Born in Africa nearly 40 years ago, Mila was captured at an early age.

Records indicate she was on display at the London Zoo and the Honolulu Zoo and then for 30 years was the star attraction of a traveling circus in New Zealand, under the name “Jumbo.”

When Mila needed a home in 2009, Schofield was eager. Although she had never worked with elephants, she became a self-taught elephant expert. In the early months, after Mila’s arrival, Schofield slept just outside the enclosure, to give Mila a sense of security.

In America, the management technique known as “protected contact” is the standard, adopted after a series of deaths, including that of a keeper at the zoo’s Wild Animal Park in 1991.

Keepers always keep safety bars between themselves and their elephants. With food rewards, elephants are taught how to lift their feet through small openings in the bars for daily inspection.

In New Zealand and Australia, “protected contact” is not yet the norm, according to San Diego Zoo officials. Schofield occasionally would enter the enclosure to feed Mila.

On the day of her death, she had entered the closure but tripped on the way out. Mila, giving off an unusually loud trumpeting sound, picked her up and would not initially respond to the command “Down, Mila, down.”

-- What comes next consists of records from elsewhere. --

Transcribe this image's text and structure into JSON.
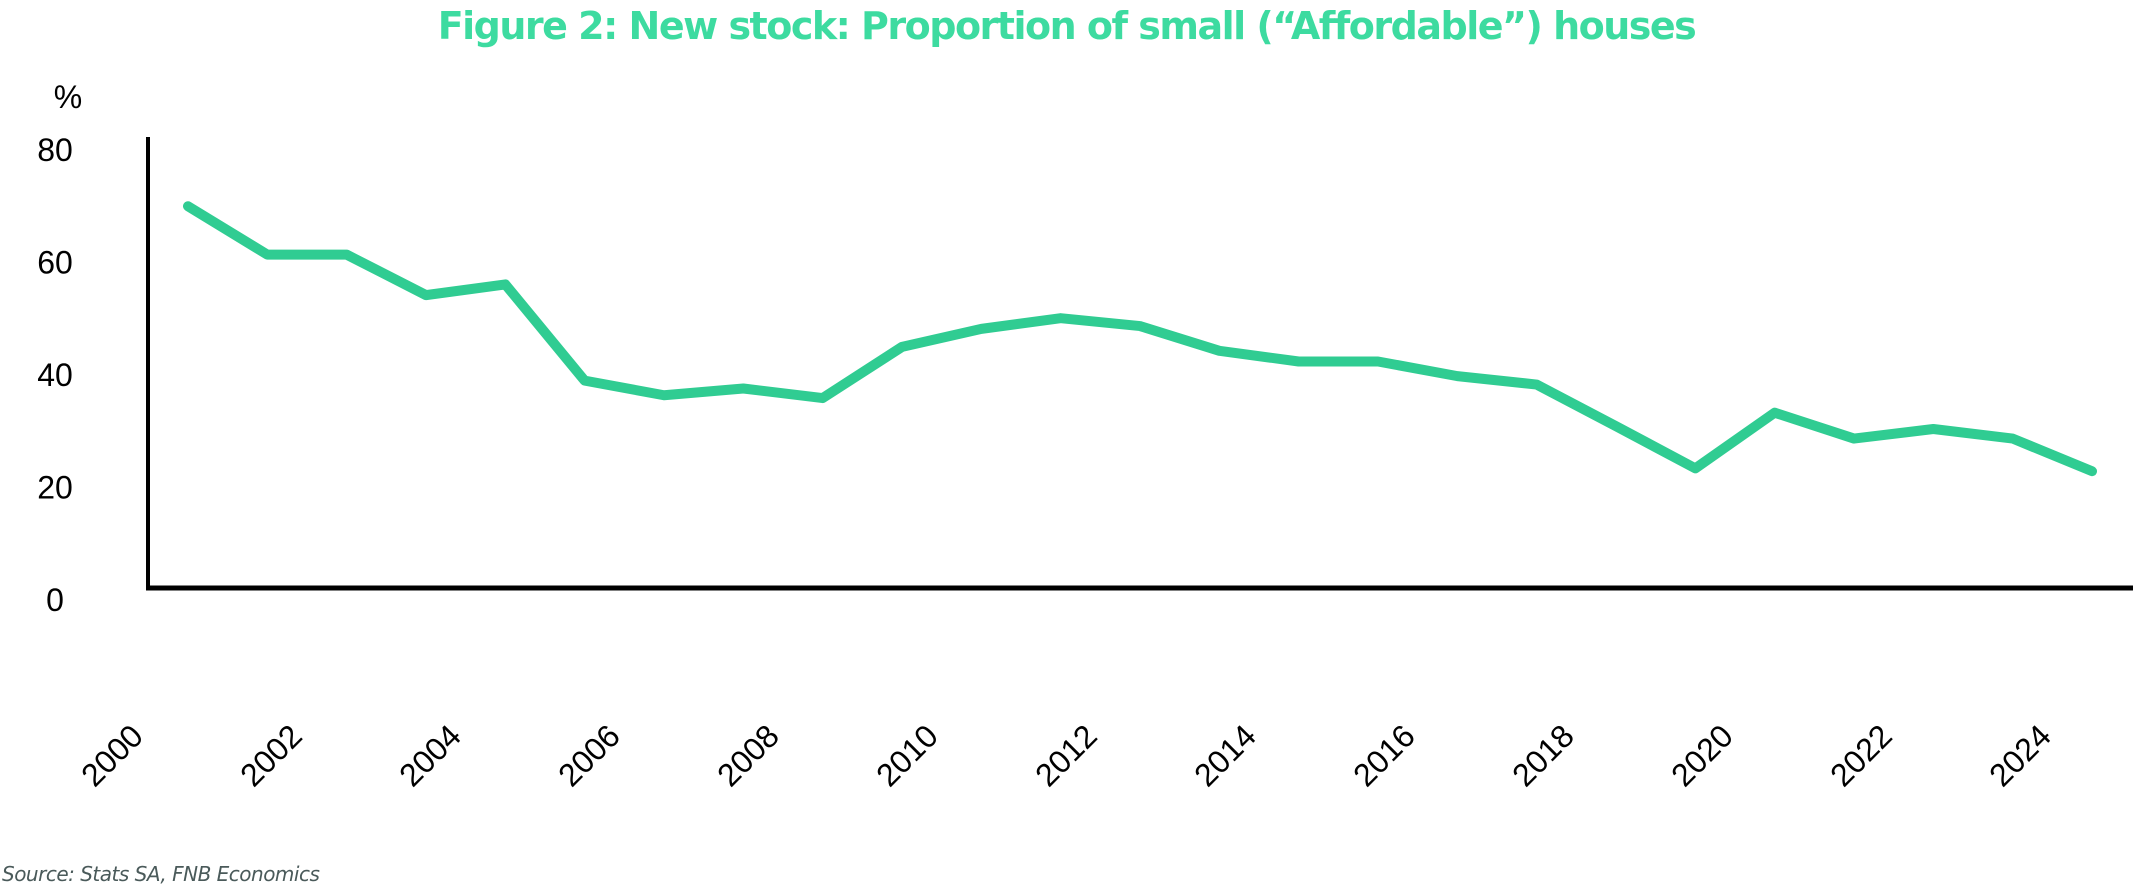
{
  "title": "Figure 2: New stock: Proportion of small (“Affordable”) houses",
  "source": "Source: Stats SA, FNB Economics",
  "colors": {
    "line": "#30cc92",
    "title": "#3ddba0",
    "axis": "#000000"
  },
  "chart_data": {
    "type": "line",
    "title": "Figure 2: New stock: Proportion of small (“Affordable”) houses",
    "xlabel": "",
    "ylabel": "%",
    "ylim": [
      0,
      80
    ],
    "yticks": [
      0,
      20,
      40,
      60,
      80
    ],
    "xlim": [
      2000,
      2025
    ],
    "xticks": [
      2000,
      2002,
      2004,
      2006,
      2008,
      2010,
      2012,
      2014,
      2016,
      2018,
      2020,
      2022,
      2024
    ],
    "grid": false,
    "legend": "none",
    "series": [
      {
        "name": "Proportion of small houses",
        "x": [
          2001,
          2002,
          2003,
          2004,
          2005,
          2006,
          2007,
          2008,
          2009,
          2010,
          2011,
          2012,
          2013,
          2014,
          2015,
          2016,
          2017,
          2018,
          2019,
          2020,
          2021,
          2022,
          2023,
          2024,
          2025
        ],
        "values": [
          70,
          61.4,
          61.4,
          54.2,
          56.1,
          39,
          36.4,
          37.6,
          35.9,
          45,
          48.2,
          50.1,
          48.7,
          44.3,
          42.4,
          42.4,
          39.8,
          38.3,
          30.9,
          23.4,
          33.3,
          28.7,
          30.4,
          28.7,
          22.9
        ]
      }
    ]
  }
}
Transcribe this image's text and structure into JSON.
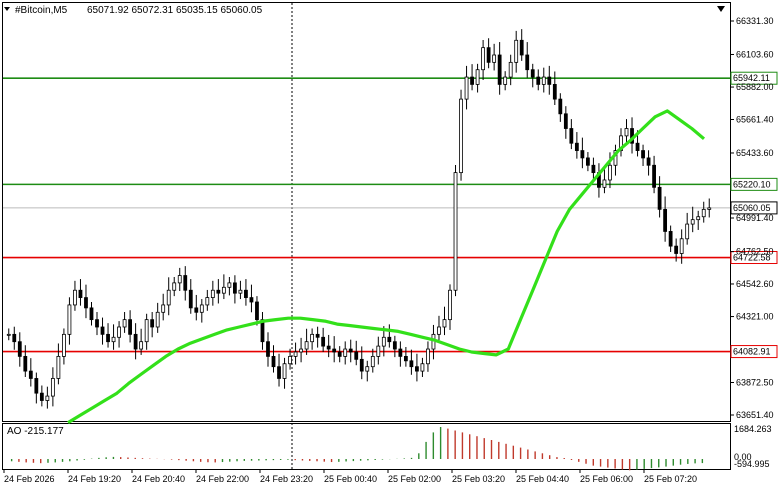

“Helen made a mistake, we know that,” said Chung, 58, who worked in the administrative side of the zoo. “She had been working so hard for Mila. It was just a very sad series of events.”

After Schofield’s death, the Franklin Zoo trustees contacted Erin Ivory, a wild animal management consultant and former trainer at the San Diego Zoo and SeaWorld San Diego. Like Schofield, she bonded with Mila, judging her an exceptionally intelligent animal.

“She is not a ‘killer elephant,’” Ivory said. “She’s just an elephant, a large animal who deserves to be running around. She’s amazing.”

Through Ivory, a contact was made with the San Diego Zoo about providing a home for Mila. Under an agreement, the zoo now owns Mila. Maybe because of her circus life and its limited diet, Mila is smaller than other adult elephants: about 7 feet tall at the shoulder.

She is still sizing up her new keepers. “Elephants are smart: when you’re assessing them, they’re assessing you,” Ivory said.

Introducing Mila to the other elephants will be a challenge. She has not been near another elephant since she was four years old at the Honolulu Zoo, and that relationship reportedly was not good.

Chung and other “Team Mila” members will be in San Diego for several more weeks. In coming months they may return to check on Mila’s progress.

“If she has integrated into the group, nothing would be more exciting to know,” Chung said. “Helen would be so happy.”